Location: Queens Museum, New York City Building, second floor, Flushing Meadows Corona Park, Queens
Price: Suggested general admission $8
Time: Animated short, 3 p.m.; feature film, 3:20 p.m.
—Sarah Cascone
Saturday, January 19–Saturday, February 16
13. “Paul Stephen Benjamin: Pure, Very, New” at Marianne Boesky
Paul Stephen Benjamin gets his first New York solo show with a selection paintings, photographs, sculpture, and single and multi-channel video installations, all done in shades of black. (The artist’s monochromatic practice was inspired by the many different commercially available black colors, each with their own evocative names.) The exhibition is presented across Marianne Boesky’s two West 24th Street locations, with a new site-specific black light installation connecting the two galleries though a narrow internal corridor.
Location: Marianne Boesky Gallery, 509 and 507 West 24th Street
Price: Free
Time: Opening reception, 6 p.m.–8 p.m.; Tuesday–Saturday, 10 a.m.–6 p.m.
—Sarah Cascone
Through Saturday, January 26
14. “Max Kozloff: The Atmospherics of Interruption” at DC Moore Gallery
Art critic Max Kozloff has shown his photographs at New York’s Higher Pictures and Steven Kasher Gallery over the years, but this is his first-ever painting exhibition. Each canvas is heavily influenced by Kozloff’s severe hearing disability, and his belief that colors and brushwork are imbued with auditory qualities.
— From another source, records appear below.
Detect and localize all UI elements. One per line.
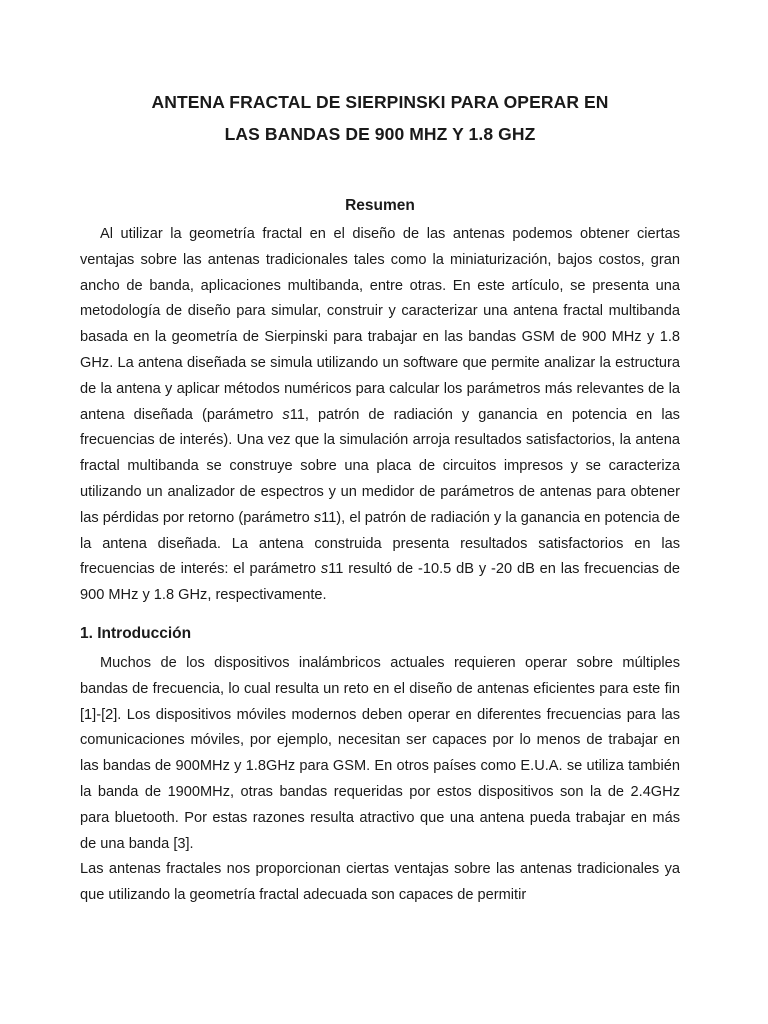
title-line-1: ANTENA FRACTAL DE SIERPINSKI PARA OPERAR EN xyxy=(151,92,609,112)
abstract-text-part-2: 11, patrón de radiación y ganancia en potencia en las frecuencias de interés). Una vez que la simulación arroja resultados satisfactorios, la antena fractal multibanda se construye sobre una placa de circuitos impresos y se caracteriza utilizando un analizador de espectros y un medidor de parámetros de antenas para obtener las pérdidas por retorno (parámetro xyxy=(80,406,680,526)
abstract-paragraph xyxy=(80,222,680,609)
document-page xyxy=(80,86,680,909)
document-title xyxy=(80,86,680,150)
s-parameter-symbol: s xyxy=(282,406,290,423)
s-parameter-symbol: s xyxy=(313,509,322,526)
abstract-heading: Resumen xyxy=(345,197,415,214)
intro-paragraph-2: Las antenas fractales nos proporcionan ciertas ventajas sobre las antenas tradicionales ya que utilizando la geometría fractal adecuada son capaces de permitir xyxy=(80,861,680,904)
abstract-text-part-3: 11), el patrón de radiación y la ganancia en potencia de la antena diseñada. La antena construida presenta resultados satisfactorios en las frecuencias de interés: el parámetro xyxy=(80,509,680,578)
abstract-text-part-1: Al utilizar la geometría fractal en el diseño de las antenas podemos obtener ciertas ventajas sobre las antenas tradicionales tales como la miniaturización, bajos costos, gran ancho de banda, aplicaciones multibanda, entre otras. En este artículo, se presenta una metodología de diseño para simular, construir y caracterizar una antena fractal multibanda basada en la geometría de Sierpinski para trabajar en las bandas GSM de 900 MHz y 1.8 GHz. La antena diseñada se simula utilizando un software que permite analizar la estructura de la antena y aplicar métodos numéricos para calcular los parámetros más relevantes de la antena diseñada (parámetro xyxy=(80,226,680,423)
abstract-text-part-4: 11 resultó de -10.5 dB y -20 dB en las frecuencias de 900 MHz y 1.8 GHz, respectivamente. xyxy=(80,561,681,604)
s-parameter-symbol: s xyxy=(320,561,329,578)
intro-paragraph-1: Muchos de los dispositivos inalámbricos actuales requieren operar sobre múltiples bandas de frecuencia, lo cual resulta un reto en el diseño de antenas eficientes para este fin [1]-[2]. Los dispositivos móviles modernos deben operar en diferentes frecuencias para las comunicaciones móviles, por ejemplo, necesitan ser capaces por lo menos de trabajar en las bandas de 900MHz y 1.8GHz para GSM. En otros países como E.U.A. se utiliza también la banda de 1900MHz, otras bandas requeridas por estos dispositivos son la de 2.4GHz para bluetooth. Por estas razones resulta atractivo que una antena pueda trabajar en más de una banda [3]. xyxy=(80,654,680,852)
title-line-2: LAS BANDAS DE 900 MHZ Y 1.8 GHZ xyxy=(224,124,536,144)
section-heading-introduction: 1. Introducción xyxy=(80,624,192,642)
Location: DC Moore Gallery, 535 West 22nd Street
Price: Free
Time: Tuesday–Saturday, 10 a.m.–6 p.m.
—Sarah Cascone
Through Sunday, January 27
15. “It’s Alive! Frankenstein at 200” at the Morgan Library & Museum
Take a deep dive into the cultural phenomenon that is Frankenstein, from the Gothic-steeped Victorian society in which author and creator Mary Shelley grew up, to the famed monster’s many incarnations in film, stage, and comics. Highlights include a massive nine-sheet movie poster and some of Shelley’s personal manuscripts.
Location: The Morgan Museum and Library, 225 Madison Avenue at East 36th Street
Price: General admission $20
Time: Tuesday–Thursday, 10:30 a.m.–5 p.m.; Friday, 10:30 a.m.–9 p.m.; Saturday, 10 a.m.–6 p.m.; Sunday, 11 a.m.–6 p.m.
—Sarah Cascone
Through Thursday, February 21
16. “Josh Silber – Havana: Faded Glory” at FXCollaborative Architects
Between 2015 and 2017, Josh Silber took multiple trips to Cuba. A solo show presents photographs capturing the island nation’s crumbling beauty, such as the former luxury department store Fin de Siglo, now a shadow of its former self, vintage signage, and classic cars.
Location: FXCollaborative Architects, West 19th Street, 11th Floor
Price: Free
Time: Opening reception, 6 p.m.–8 p.m.; Monday–Friday, 9 a.m.–5 p.m.